The FDA approved 3TC (Lamivudine) and saquinavir in November, 1995, and then approved ritonavir and indinavir on March 1, 1996. This sudden expansion of the armamentarium of drugs for HIV is viewed as a major breakthrough for HIV therapeutics. It is also a time of great confusion for care providers since the experience with the new drugs and drug combinations is limited, the cost is high and guidelines are limited.
The early feedback from HIV authorities in various parts of the country suggest the following are likely to represent the most common regimens, at least for the immediate future:
- AZT (200 mg tid) plus 3TC (150 mg bid) plus either indinavir (800 mg tid) or ritonavir (600 mg bid).
- AZT (above dose) plus ddI (200 mg bid) or d4T (40 mg bid) plus indinavir or ritonavir (above doses).
- Nucleoside analog (AZT, ddi, ddC or d4T) plus indinavir or ritonavir.
These suggestions are not necessarily "right," but represent a consensus regarding the options for combination therapy using currently available drugs. Several issues are important to emphasize in terms of both guidelines and gaps in knowledge.
Selection of protease inhibitors: Saquinavir has a notable disadvantage of poor bioavailability, although the future of this drug still appears promising based on the probability of a new formulation and a favorable drug interaction with ritonavir. The preferred agents in this class are indinavir and ritonavir; both have extraordinarily potent anti-HIV activity. An advantage for ritonavir is that it is the only protease inhibitor to receive "traditional approval" from the FDA based on their study showing benefit based on clinical outcome, i.e. prolonged survival and a delay in AIDS-defining diagnosis. Saquinavir and indinavir received "provisional approval" based on demonstrated benefit with surrogate marker endpoints only. Indinavir has the advantage of better GI tolerance. Ritonavir has an extraordinarily complicated list of drug interactions due to profound inhibition of cytochrome P450 isoforms. This results in 23 entries on the "forbidden drug list" for concurrent administration.
Most authorities feel that single drug treatment of HIV infection is passe. Nevertheless, there are some patients who have done well with monotherapy drug treatment in the past, and many authorities see little reason to change regimens in such patients. In addition, there are some patients who will simply not be able to comply with the complexity or support the cost of combination treatment. Perhaps the favored regimens for monotherapy are ddI (based on ACTG 175) and d4T (based on good patient acceptance and demonstrated benefit in patients who are AZT experienced).

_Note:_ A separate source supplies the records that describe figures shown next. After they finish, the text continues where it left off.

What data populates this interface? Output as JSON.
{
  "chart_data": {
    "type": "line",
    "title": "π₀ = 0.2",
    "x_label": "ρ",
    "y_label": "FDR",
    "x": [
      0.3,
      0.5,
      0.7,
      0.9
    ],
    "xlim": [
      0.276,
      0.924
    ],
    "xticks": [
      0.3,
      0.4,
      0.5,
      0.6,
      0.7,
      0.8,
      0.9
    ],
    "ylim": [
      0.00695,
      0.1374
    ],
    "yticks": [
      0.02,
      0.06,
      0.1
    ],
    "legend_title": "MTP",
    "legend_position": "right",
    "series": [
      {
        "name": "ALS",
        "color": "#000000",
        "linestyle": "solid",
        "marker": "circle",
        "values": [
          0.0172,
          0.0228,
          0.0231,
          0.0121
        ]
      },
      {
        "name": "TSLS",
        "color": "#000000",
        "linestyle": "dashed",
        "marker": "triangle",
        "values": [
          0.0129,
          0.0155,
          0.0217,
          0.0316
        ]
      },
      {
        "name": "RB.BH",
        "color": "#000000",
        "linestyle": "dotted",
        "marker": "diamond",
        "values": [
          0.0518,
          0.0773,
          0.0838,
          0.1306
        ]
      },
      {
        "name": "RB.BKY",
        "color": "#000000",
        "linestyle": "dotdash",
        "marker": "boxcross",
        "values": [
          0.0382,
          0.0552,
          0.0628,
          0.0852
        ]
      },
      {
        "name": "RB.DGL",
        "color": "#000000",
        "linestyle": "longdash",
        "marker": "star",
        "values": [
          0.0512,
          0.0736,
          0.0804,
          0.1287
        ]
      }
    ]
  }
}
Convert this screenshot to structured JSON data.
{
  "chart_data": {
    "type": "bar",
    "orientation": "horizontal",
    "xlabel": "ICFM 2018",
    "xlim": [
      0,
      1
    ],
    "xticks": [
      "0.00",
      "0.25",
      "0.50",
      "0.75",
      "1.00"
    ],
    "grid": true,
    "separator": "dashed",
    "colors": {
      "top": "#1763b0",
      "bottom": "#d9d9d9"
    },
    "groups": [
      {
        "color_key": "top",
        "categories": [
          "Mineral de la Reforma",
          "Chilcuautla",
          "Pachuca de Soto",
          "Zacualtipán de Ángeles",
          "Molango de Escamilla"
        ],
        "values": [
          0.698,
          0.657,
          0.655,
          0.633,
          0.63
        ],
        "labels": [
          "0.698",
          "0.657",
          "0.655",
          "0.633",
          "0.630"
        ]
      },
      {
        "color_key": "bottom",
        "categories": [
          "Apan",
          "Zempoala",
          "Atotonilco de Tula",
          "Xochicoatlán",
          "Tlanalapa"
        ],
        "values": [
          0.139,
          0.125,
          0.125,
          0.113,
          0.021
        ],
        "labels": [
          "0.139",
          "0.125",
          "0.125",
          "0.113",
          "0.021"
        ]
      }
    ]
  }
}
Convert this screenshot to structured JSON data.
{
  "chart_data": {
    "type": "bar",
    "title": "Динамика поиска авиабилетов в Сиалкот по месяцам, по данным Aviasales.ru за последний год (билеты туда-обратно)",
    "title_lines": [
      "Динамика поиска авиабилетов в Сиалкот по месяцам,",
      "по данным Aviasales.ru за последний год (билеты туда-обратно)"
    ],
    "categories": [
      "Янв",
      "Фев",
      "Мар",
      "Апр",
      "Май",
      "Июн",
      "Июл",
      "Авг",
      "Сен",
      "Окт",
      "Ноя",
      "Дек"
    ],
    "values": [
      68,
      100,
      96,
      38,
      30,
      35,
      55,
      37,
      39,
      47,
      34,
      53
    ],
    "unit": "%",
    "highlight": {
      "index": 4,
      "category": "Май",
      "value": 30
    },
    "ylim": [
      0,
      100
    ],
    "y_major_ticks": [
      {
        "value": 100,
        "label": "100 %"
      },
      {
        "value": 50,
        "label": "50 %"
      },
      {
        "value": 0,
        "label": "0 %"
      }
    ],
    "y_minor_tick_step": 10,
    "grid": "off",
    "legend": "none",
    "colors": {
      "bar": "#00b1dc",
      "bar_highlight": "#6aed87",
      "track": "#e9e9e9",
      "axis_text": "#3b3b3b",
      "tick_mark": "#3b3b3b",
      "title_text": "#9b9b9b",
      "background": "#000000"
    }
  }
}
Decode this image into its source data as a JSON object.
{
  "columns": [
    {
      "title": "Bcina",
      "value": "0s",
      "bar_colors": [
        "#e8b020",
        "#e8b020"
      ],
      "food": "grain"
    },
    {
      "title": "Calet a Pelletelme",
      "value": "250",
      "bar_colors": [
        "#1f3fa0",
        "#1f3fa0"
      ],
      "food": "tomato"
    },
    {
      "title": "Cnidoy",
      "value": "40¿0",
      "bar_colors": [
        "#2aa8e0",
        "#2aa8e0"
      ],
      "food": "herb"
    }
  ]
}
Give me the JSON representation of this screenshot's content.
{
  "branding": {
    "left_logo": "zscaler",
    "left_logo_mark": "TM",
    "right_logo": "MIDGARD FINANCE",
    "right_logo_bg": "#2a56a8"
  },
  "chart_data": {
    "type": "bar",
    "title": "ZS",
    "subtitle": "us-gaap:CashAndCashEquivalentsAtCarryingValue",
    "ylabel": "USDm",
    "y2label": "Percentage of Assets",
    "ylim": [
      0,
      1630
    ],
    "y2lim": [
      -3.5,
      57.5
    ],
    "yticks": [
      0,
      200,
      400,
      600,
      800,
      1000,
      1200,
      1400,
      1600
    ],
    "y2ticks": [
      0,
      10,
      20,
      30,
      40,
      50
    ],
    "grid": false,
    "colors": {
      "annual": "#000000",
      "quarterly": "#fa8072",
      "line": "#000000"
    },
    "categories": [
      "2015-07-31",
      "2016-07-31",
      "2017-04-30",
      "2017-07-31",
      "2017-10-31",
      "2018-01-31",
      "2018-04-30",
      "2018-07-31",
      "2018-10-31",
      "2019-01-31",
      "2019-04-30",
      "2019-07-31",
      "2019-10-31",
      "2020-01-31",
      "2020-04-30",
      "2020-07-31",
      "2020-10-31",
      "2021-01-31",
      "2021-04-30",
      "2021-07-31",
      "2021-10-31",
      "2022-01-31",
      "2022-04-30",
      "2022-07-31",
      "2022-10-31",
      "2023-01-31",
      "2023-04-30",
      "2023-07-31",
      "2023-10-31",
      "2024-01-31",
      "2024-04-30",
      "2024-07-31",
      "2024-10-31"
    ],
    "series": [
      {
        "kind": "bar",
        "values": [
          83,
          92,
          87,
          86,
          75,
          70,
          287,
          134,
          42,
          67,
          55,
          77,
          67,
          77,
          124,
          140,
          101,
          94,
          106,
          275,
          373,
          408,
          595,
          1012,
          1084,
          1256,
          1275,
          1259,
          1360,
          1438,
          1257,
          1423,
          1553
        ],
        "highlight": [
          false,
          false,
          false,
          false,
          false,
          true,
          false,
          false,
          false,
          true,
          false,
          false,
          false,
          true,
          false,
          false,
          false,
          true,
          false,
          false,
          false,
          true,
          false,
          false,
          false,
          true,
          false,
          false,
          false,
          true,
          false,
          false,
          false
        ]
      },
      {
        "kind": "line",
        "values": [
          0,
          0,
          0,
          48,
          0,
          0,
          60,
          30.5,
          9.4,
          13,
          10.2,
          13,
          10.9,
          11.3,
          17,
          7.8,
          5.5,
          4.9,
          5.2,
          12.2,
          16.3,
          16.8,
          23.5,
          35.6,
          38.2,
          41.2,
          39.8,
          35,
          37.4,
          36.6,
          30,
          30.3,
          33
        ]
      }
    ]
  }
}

AZT is the only drug currently available for treatment of HIV which shows good penetration across the blood-brain barrier. This has persuaded some authorities to favor inclusion of AZT in regimens for patients who tolerate the drug even if there have been long periods of prior exposure.
In vitro studies and, to some extent, in vivo experience, show that nucleoside analogs reach a saturation point with antiviral levels achieved using commonly recommended doses. By contrast, protease inhibitors show increasing antiviral activity with increasing doses so that the major limitation with these drugs is cost, side effects and "pill burden."
Resistance is expected to be a major problem with all anti-HIV agents but is expected to be particularly problematic with protease inhibitors. There is rapid and high grade resistance at six months in about 50% of patients treated with indinavir alone, but only in 6% of those who receive indinavir plus a nucleoside analog. The same applies to a large extent with ritonavir. For this reason, these drugs will be advocated for use only in combination with other agents, and the course should not be interrupted. With AZT, resistance is noted in approximately 50% who have received the drug for two years. Variables that influence the rate and extent of AZT resistance are stage of disease, duration of treatment and viral burden. The frequency of resistance in "community strains" is now approximately 10%. After discontinuation, there is often recovery of sensitivity, but resistance is noted again within two weeks of readministration. With 3TC, the 184 codon mutation results in profound resistance to 3TC, recovery of sensitivity to AZT, and modest cross-resistance to ddI and ddC. Resistance tends to develop slowly and is low grade in regimens with ddI, ddC or d4T plus saquinavir. These observations account for much of the theory behind the advocated combinations noted above.
There are no clear guidelines for the time to initiate or change therapy based on CD4 cell count, CD4 cell slope or viral burden. These issues will be addressed in future issues of the Moore News.